Salute
Olio extravergine di oliva ad alto contenuto fenolico per prevenire l'infarto miocardico
Gli individui anziani con una storia di infarto miocardico affrontano elevati tassi di eventi cardiovascolari ricorrenti, tra cui recidive multiple: c'è una chiara necessità di strategie intensive di prevenzione secondaria, tra cui una dieta ricca di olio extravergine di oliva ad alto contenuto fenolico
12 novembre 2025 | 15:00 | T N
Le malattie cardiovascolari (CVD) sono la principale causa di mortalità e morbilità, che colpisce 523 milioni di persone in tutto il mondo. Le malattie cardiovascolari aterosclerotiche (ASCVD), in particolare la cardiopatia ischemica (IHD) e l'ictus, sono i più importanti contributori al carico globale di malattie cardiovascolari e determinano variazioni e tendenze nella prevalenza standardizzata per età.
L’aterosclerosi è una condizione progressiva caratterizzata dall’accumulo di placche lipidiche all’interno delle pareti dei vasi sanguigni. Questo processo prevede la deposizione di lipidi, la disfunzione endoteliale, lo stress ossidativo e l'attivazione immunitaria, portando in ultima analisi alla formazione della placca e, in fasi avanzate, alla trombosi.
Tirosolo (Tyr) e il suo derivato idrossilato, idrossitirosolo (HTyr), sono due composti fenolici presenti nell'olio extravergine di oliva che esibiscono una serie di proprietà bioattive, tra cui effetti anti-infiammatori, anti-proliferativi, e potenti attività antiossidanti. Questi effetti antiossidanti derivano dal loro gruppo idrossilico, che dona elettroni, forma legami stabili dell'idrogeno con radicali fenossili e scavenges specie reattive dell'ossigeno.
I loro ruoli specifici nella modulazione dei biomarcatori a stress ossidativo e della funzionalità delle lipoproteine ad alta densità (HDL) nelle popolazioni anziane, specialmente in quelle con precedente infarto del miocardio, non sono pienamente compresi.
Uno studio dell'Università di Sherbrooke ha indagato gli effetti dei composti fenolici dell'extravergine sui biomarcatori di stress ossidativo e sulla funzionalità HDL, e relativi esiti metabolici in individui anziani sani e post-miocardici (post-MI).

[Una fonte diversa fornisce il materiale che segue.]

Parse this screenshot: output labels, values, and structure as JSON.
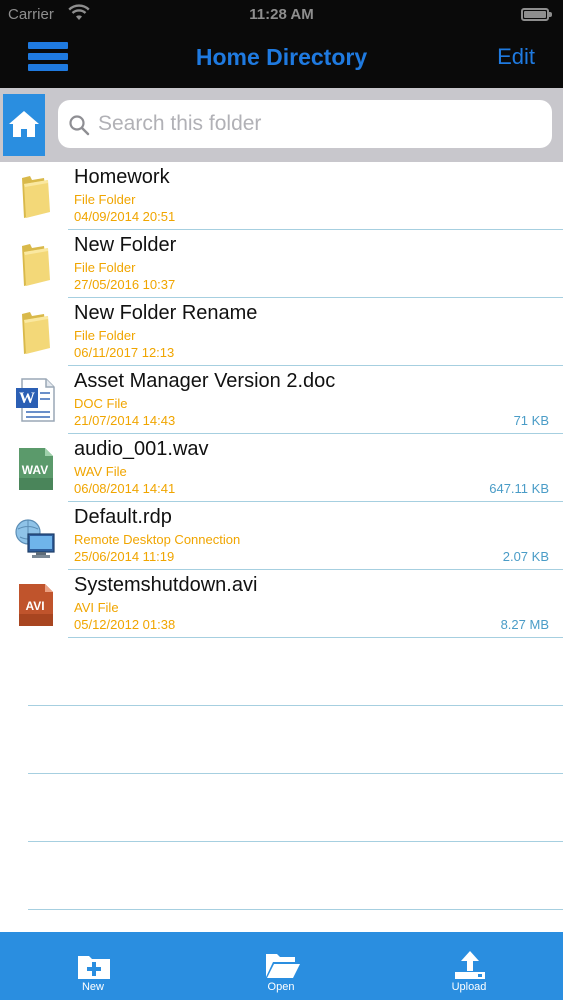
{
  "status_bar": {
    "carrier": "Carrier",
    "time": "11:28 AM"
  },
  "nav": {
    "title": "Home Directory",
    "edit_label": "Edit"
  },
  "search": {
    "placeholder": "Search this folder"
  },
  "files": [
    {
      "name": "Homework",
      "type": "File Folder",
      "date": "04/09/2014 20:51",
      "size": "",
      "icon": "folder-icon"
    },
    {
      "name": "New Folder",
      "type": "File Folder",
      "date": "27/05/2016 10:37",
      "size": "",
      "icon": "folder-icon"
    },
    {
      "name": "New Folder Rename",
      "type": "File Folder",
      "date": "06/11/2017 12:13",
      "size": "",
      "icon": "folder-icon"
    },
    {
      "name": "Asset Manager Version 2.doc",
      "type": "DOC File",
      "date": "21/07/2014 14:43",
      "size": "71 KB",
      "icon": "doc-file-icon"
    },
    {
      "name": "audio_001.wav",
      "type": "WAV File",
      "date": "06/08/2014 14:41",
      "size": "647.11 KB",
      "icon": "wav-file-icon"
    },
    {
      "name": "Default.rdp",
      "type": "Remote Desktop Connection",
      "date": "25/06/2014 11:19",
      "size": "2.07 KB",
      "icon": "rdp-file-icon"
    },
    {
      "name": "Systemshutdown.avi",
      "type": "AVI File",
      "date": "05/12/2012 01:38",
      "size": "8.27 MB",
      "icon": "avi-file-icon"
    }
  ],
  "icon_labels": {
    "wav": "WAV",
    "avi": "AVI"
  },
  "toolbar": {
    "new_label": "New",
    "open_label": "Open",
    "upload_label": "Upload"
  },
  "colors": {
    "accent": "#1f7ae0",
    "toolbar": "#2a8ee0",
    "meta_text": "#f0a500",
    "size_text": "#4a9cc7",
    "separator": "#a6cfe0"
  }
}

Uno studio pilota di studi clinici randomizzati ha incluso partecipanti sani e post-MI di età compresa tra 65 e 85 anni. I partecipanti a ciascun gruppo sono stati assegnati in modo casuale a consumare 25 mL al giorno di uno dei tre tipi di olio: olio extravergine di oliva ad alto contenuto fenolico (HTyr/Tyr) (HP-EVOO), olio extravergine di oliva (EVOO) o olio d'oliva raffinato (ROO) per un periodo di 26 settimane. I campioni di sangue sono stati raccolti al basale e post-intervento per valutare i biomarcatori chiave. Sono stati misurati i livelli plasmatici di (poli)fenoli, malondialdeide (MDA), capacità antiossidante totale (FRAP), attività di lecitina-colesterolo aciltransferasi (LCAT) e attività sierica di paraoxonasi-1 (PON-1).
Un totale di 34 individui hanno completato lo studio (età media: 74 anni). Le caratteristiche basali, tra cui sesso, età, indice di massa corporea (BMI), peso, pressione sanguigna e marcatori infiammatori come i livelli di proteina C-reattiva (CRP), non differivano in modo significativo tra i due gruppi.
Un aumento significativo sia dei livelli di FRAP che dell'attività PON-1 è stato osservato nei partecipanti post-infarto dopo il consumo di olio extravergine di oliva ad alto contenuto fenolico rispetto al basale. Non sono stati osservati cambiamenti significativi nei livelli di MDA, nell'attività LCAT o nei fenomeni plasmatici (poli).
Questi risultati indicano che l'olio extravergine di oliva ad alto contenuto fenolico può migliorare la capacità antiossidante, in particolare l'attività FRAP e PON-1, negli individui anziani post-MI. Le differenze osservate tra i gruppi suggeriscono che lo stato cardiometabolico sottostante può influenzare la risposta ai composti fenolici dell'olio d'oliva.